Diante da perseguição, africanos escravizados associaram Orixás a santos católicos para poder cultuá-los sem ser presos. Ao mostrar uma imagem de São Jorge, cultuavam Ogum; diante de Nossa Senhora Aparecida, veneravam Oxum.

Associações comuns

  • Oxalá — Jesus Cristo / Senhor do Bonfim
  • Ogum — São Jorge (na maioria das casas)
  • Oxóssi — São Sebastião (RJ)
  • Xangô — São Jerônimo / São João Batista
  • Iansã — Santa Bárbara
  • Iemanjá — N. Sra. dos Navegantes / da Conceição
  • Oxum — N. Sra. Aparecida
  • Nanã — Sant'Ana
  • Obaluaê/Omulu — São Lázaro / São Roque

Debate contemporâneo

Muitas casas hoje discutem se manter ou não o sincretismo. Argumentos:

  • A favor: preserva memória histórica, ajuda a acolher recém-chegados.
  • Contra: pode obscurecer a identidade própria dos Orixás, mantém subordinação simbólica.

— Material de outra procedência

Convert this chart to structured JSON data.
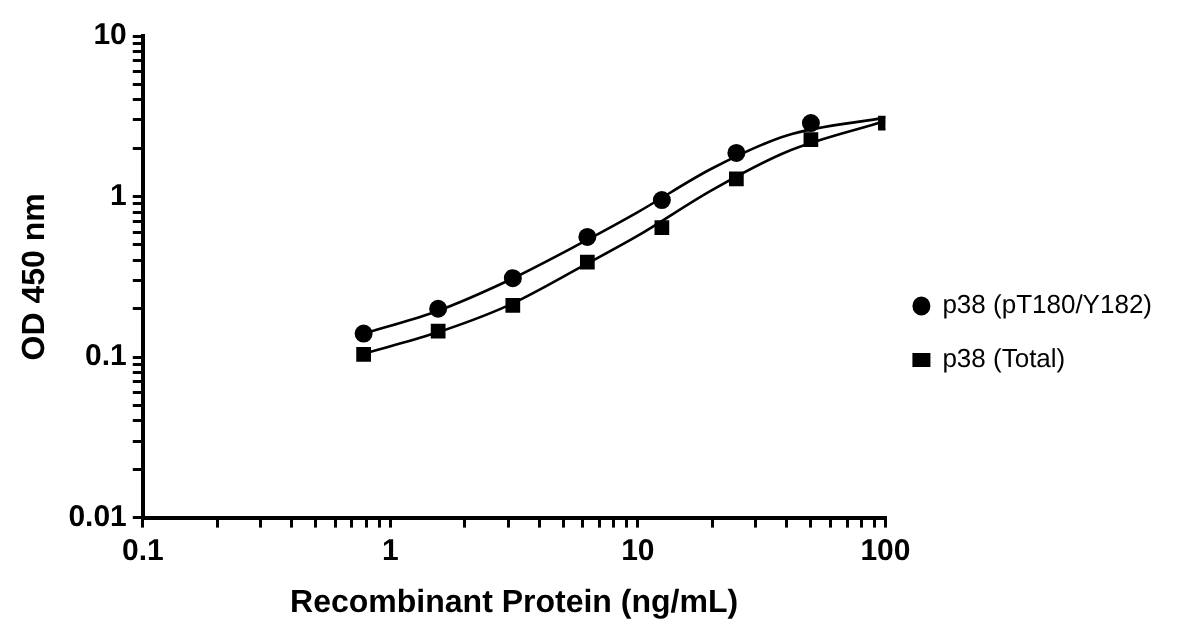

Cada casa decide. Umbanda não é catolicismo — o sincretismo é ferramenta, não igualdade.

Principais pontos
  • Sincretismo nasceu como resistência à perseguição.
  • Associa Orixás a santos católicos — associação simbólica, não igualdade.
  • Hoje há debate legítimo sobre mantê-lo ou não.
Resumo da aula

O sincretismo é herança histórica — ferramenta de resistência, hoje repensada por cada casa.